Regenerating gene (Reg or REG) family, within the superfamily of C-type lectin, is mainly involved in the liver, pancreatic, gastric and intestinal cell proliferation or differentiation. Considerable attention has focused on Reg family and its structurally related molecules. Over the last 15 years, 17 members of the Reg family have been cloned and sequenced. They have been considered as members of a conserved protein family sharing structural and some functional properties being involved in injury, inflammation, diabetes and carcinogenesis. We previously identified Reg IV as a strong candidate for a gene that was highly expressed in colorectal adenoma when compared to normal mucosa based on suppression subtractive hybridization (SSH), reverse Northern blot, semi-quantitative reverse transcriptase PCR (RT-PCR) and Northern blot. In situ hybridization results further support that overexpression of Reg IV may be an early event in colorectal carcinogenesis. We suggest that detection of Reg IV overexpression might be useful in the early diagnosis of carcinomatous transformation of adenoma. This review summarizes the roles of Reg family in diseases in the literature as well as our recent results of Reg IV in colorectal cancer. The biological properties of Reg family and its possible roles in human diseases are discussed. We particularly focus on the roles of Reg family as sensitive reactants of tissue injury, prognostic indicators of tumor survival and early biomarkers of carcinogenesis. In addition to our current understanding of Reg gene functions, we postulate that there might be relationships between Reg family and microsatellite instability, apoptosis and cancer with a poor prognosis.

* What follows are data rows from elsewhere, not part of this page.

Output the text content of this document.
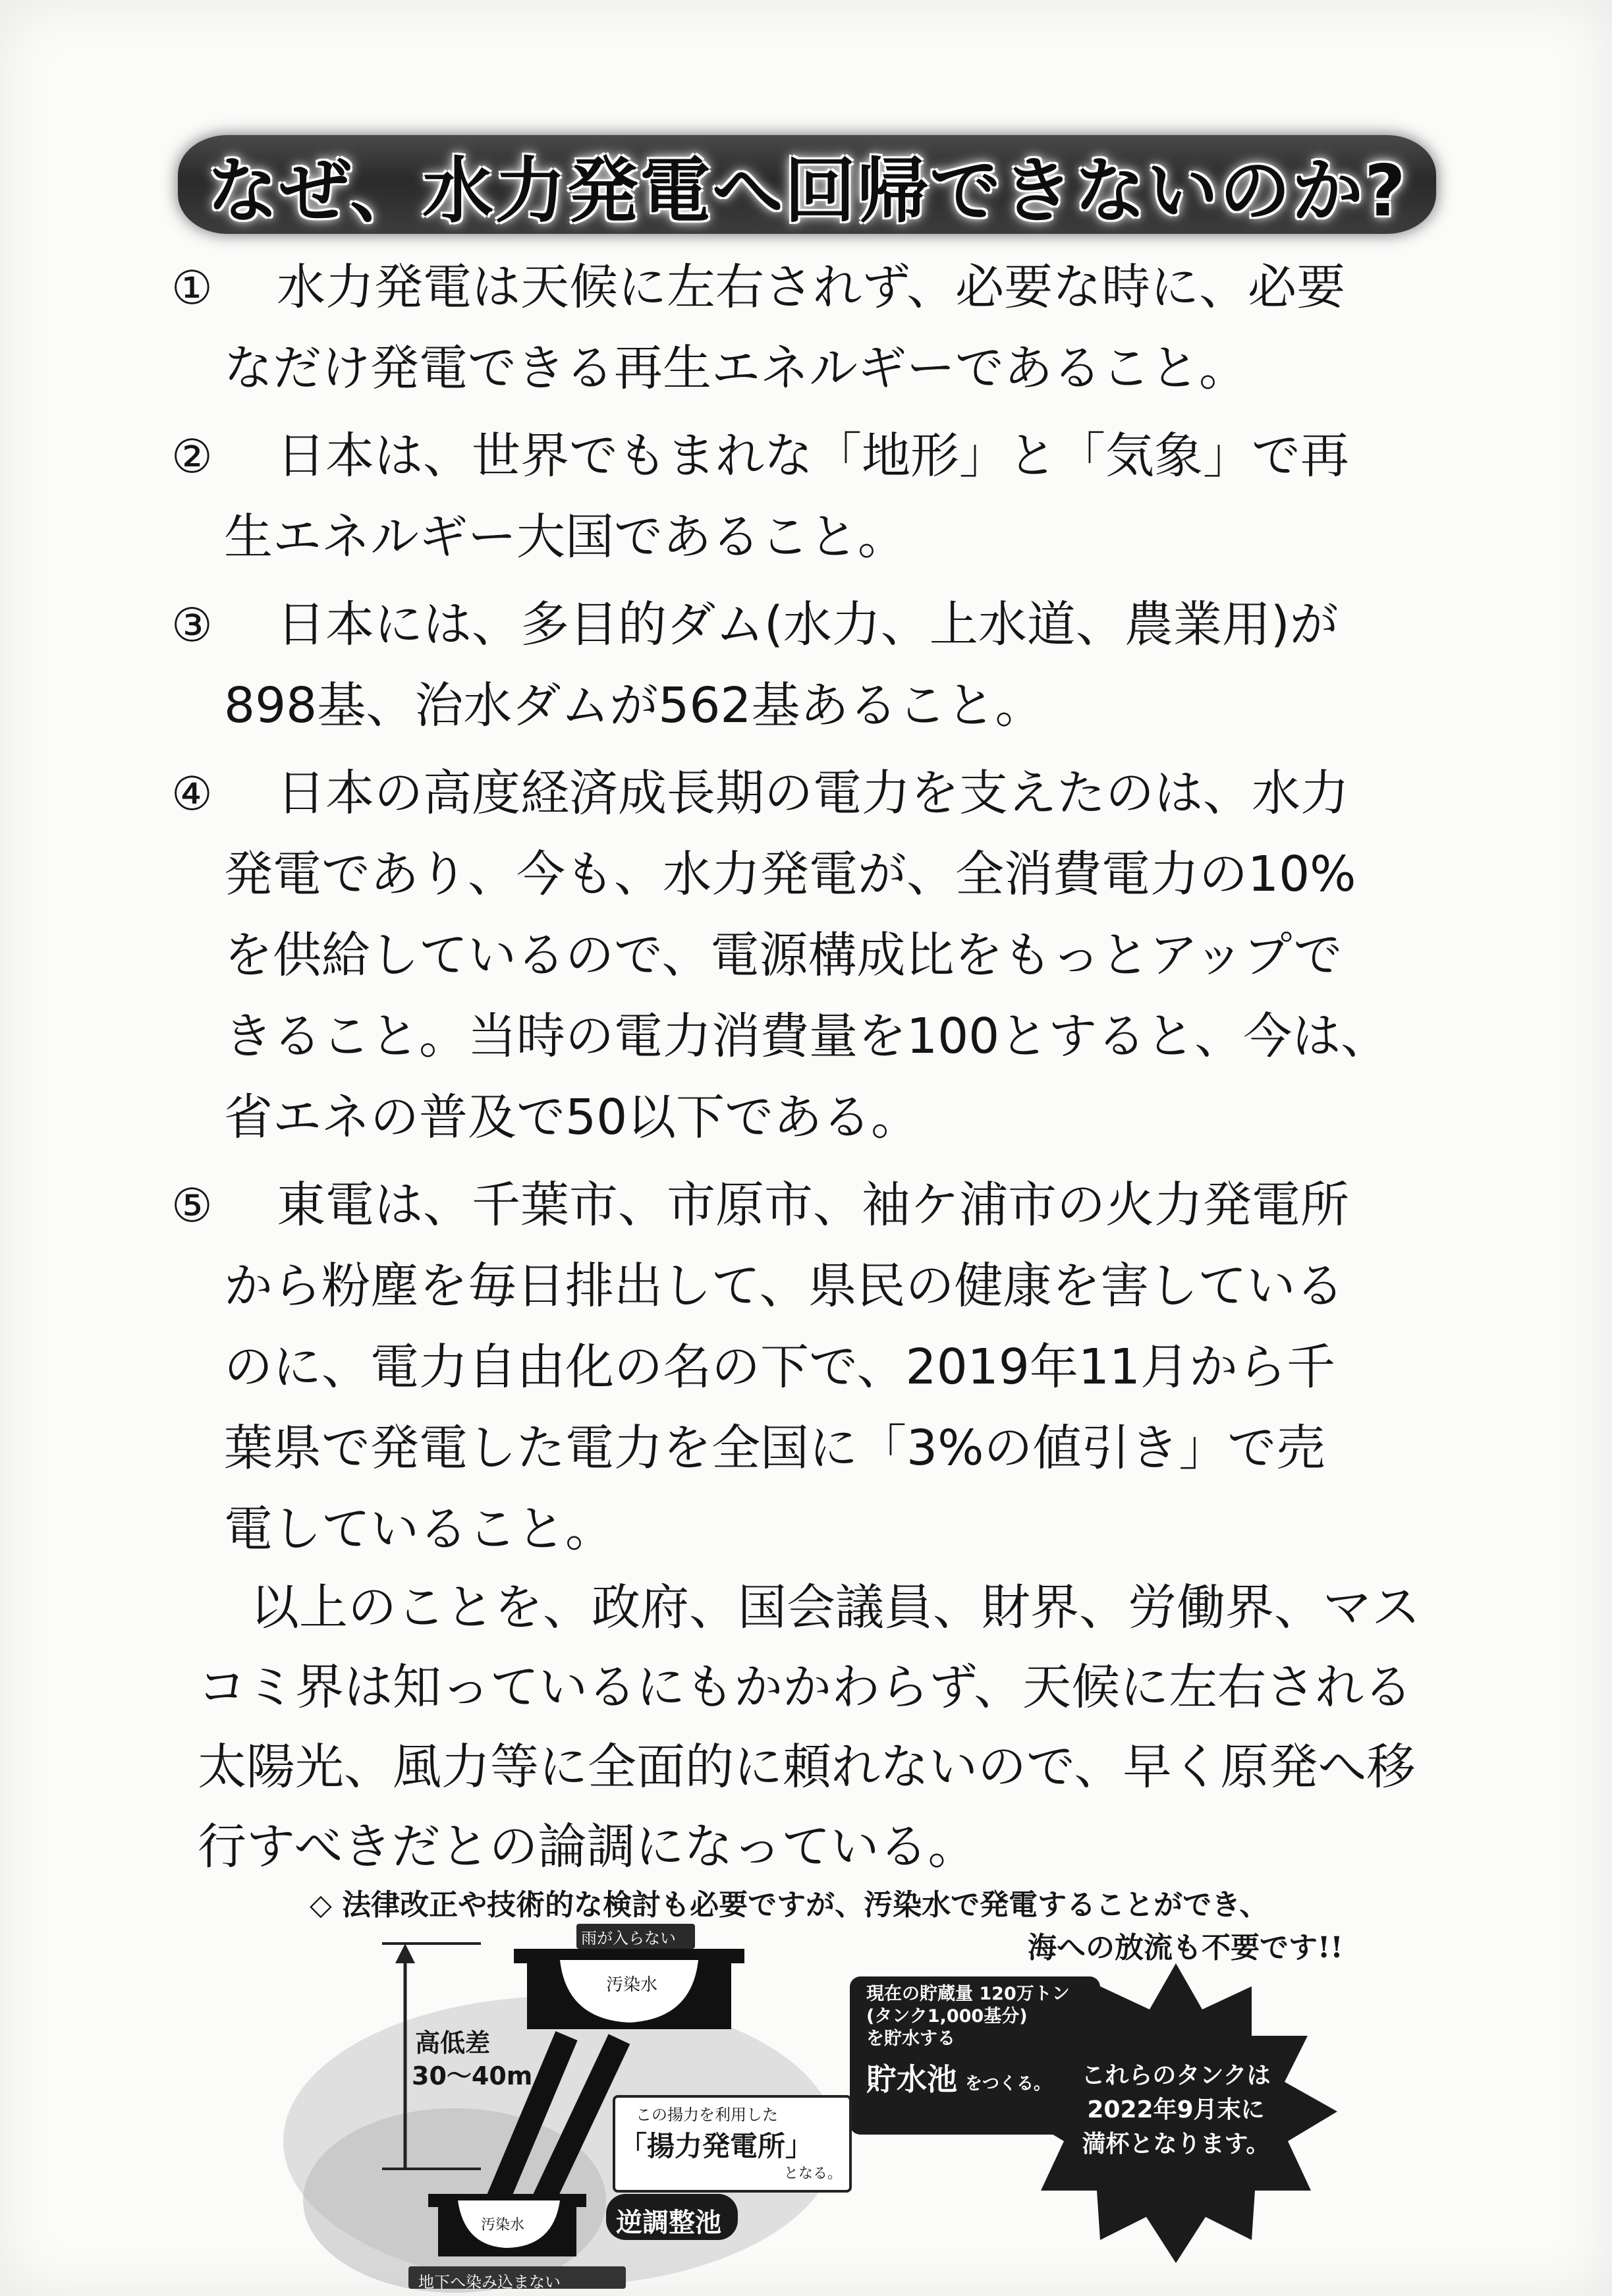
なぜ、水力発電へ回帰できないのか?
① 水力発電は天候に左右されず、必要な時に、必要
なだけ発電できる再生エネルギーであること。
② 日本は、世界でもまれな「地形」と「気象」で再
生エネルギー大国であること。
③ 日本には、多目的ダム(水力、上水道、農業用)が
898基、治水ダムが562基あること。
④ 日本の高度経済成長期の電力を支えたのは、水力
発電であり、今も、水力発電が、全消費電力の10%
を供給しているので、電源構成比をもっとアップで
きること。当時の電力消費量を100とすると、今は、
省エネの普及で50以下である。
⑤ 東電は、千葉市、市原市、袖ケ浦市の火力発電所
から粉塵を毎日排出して、県民の健康を害している
のに、電力自由化の名の下で、2019年11月から千
葉県で発電した電力を全国に「3%の値引き」で売
電していること。
以上のことを、政府、国会議員、財界、労働界、マス
コミ界は知っているにもかかわらず、天候に左右される
太陽光、風力等に全面的に頼れないので、早く原発へ移
行すべきだとの論調になっている。
◇ 法律改正や技術的な検討も必要ですが、汚染水で発電することができ、
海への放流も不要です!!
雨が入らない
汚染水
高低差
30～40m
現在の貯蔵量 120万トン
(タンク1,000基分)
を貯水する
貯水池 をつくる。
この揚力を利用した
「揚力発電所」
となる。
汚染水	逆調整池
地下へ染み込まない
これらのタンクは
2022年9月末に
満杯となります。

Investigation of the correlation between tumor Reg expression and survival rate, and analysis of the Reg gene status in human malignancies, are required to elucidate the biologic consequences of Reg gene expression, the implications for Reg gene regulation of cell growth, tumorigenesis, and the progression of cancer. It needs to be further attested whether Reg gene family is applicable in early detection of cancer and whether Reg and Reg-related molecules can offer novel molecular targets for anticancer therapeutics. This has implications with regard to prognosis, such as in monitoring cancer initiation, progression and recurrence, as well as the design of chemotherapeutic drugs.

Figure 1

In situ hybridization results of 12 cases of colorectal adenoma with carcinomatous change. (N = normal mucosa, A = residual adenoma, A-T = adenoma with carcinomatous change, T = invasive cancer)[13].

Figure 2

In situ hybridization of Reg IV. A: Reg IV is up-regu-lated in colorectal cancer, B: Reg IV is up-regulated in normal mucosa adjacent to adenoma and adenocarcinoma.